Frequently Asked Questions

How much muscle do you actually lose on Ozempic?

Linge's 2024 MRI sub-study of STEP 1 trial participants found approximately 40% of total weight loss came from lean tissue (which includes skeletal muscle, water associated with glycogen, organs, and connective tissue). This is higher than the 20–30% typical of diet-and-exercise protocols with structured resistance training and adequate protein. Lean-loss percentages are lower in patients who resistance-train and meet protein targets during treatment.

How much protein should I eat on a GLP-1?

Stuart Phillips' research at McMaster University indicates approximately 1.6 g/kg of body weight per day during energy restriction to limit lean-tissue loss. For a 90 kg patient, this is roughly 144 g of protein daily.

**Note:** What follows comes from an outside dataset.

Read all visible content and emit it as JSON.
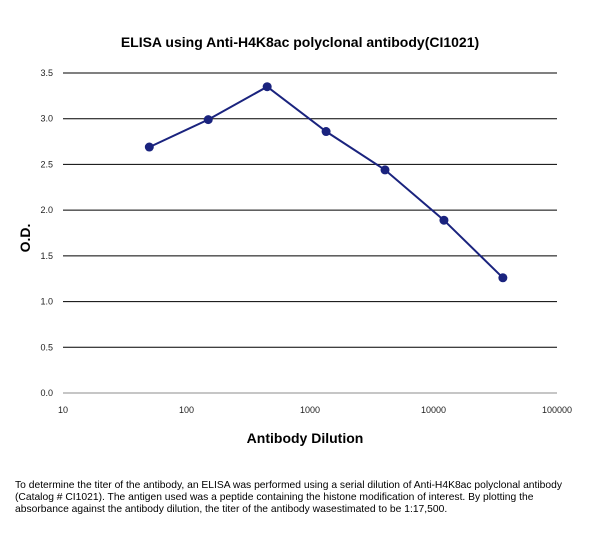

Hitting this on a GLP-1 typically requires protein-first sequencing at each meal, protein-dense foods (chicken, fish, Greek yoghurt, eggs, cottage cheese, lean beef), and sometimes protein supplementation when whole-food intake falls short.

What's the minimum effective strength training routine?

Two full-body sessions per week with the core movement patterns — squat or leg press, hinge, horizontal push, horizontal pull, vertical push, vertical pull — at two to three sets of six to twelve repetitions per movement, taken close to but not all the way to failure. Sessions take roughly 40 minutes once the movements are familiar. Sustained execution across months and years matters more than the specific protocol.

Should I lift weights during the first weeks of GLP-1 titration when I feel awful?

Yes — but at reduced volume rather than skipping entirely. The early weeks of titration are often the worst for training quality due to nausea, fatigue, and reduced food intake. Maintaining the training habit at low intensity is consistently more valuable than abandoning it and trying to restart at full intensity later. Reduce sets and weight rather than removing sessions.

Does cardio help with muscle preservation on Ozempic?

Cardiovascular exercise has substantial health benefits but does not preserve muscle the way resistance training does. In older adults losing weight, resistance training preserves substantially more lean mass than aerobic exercise alone, and combining the two outperforms either in isolation. For muscle preservation specifically on a GLP-1, resistance training should be the priority, with cardio as a complement rather than a substitute.

Not medical advice. This guide is for general education only. GLP-1 medications, dosing, and treatment suitability are decisions for you and a licensed clinician who knows your full medical history.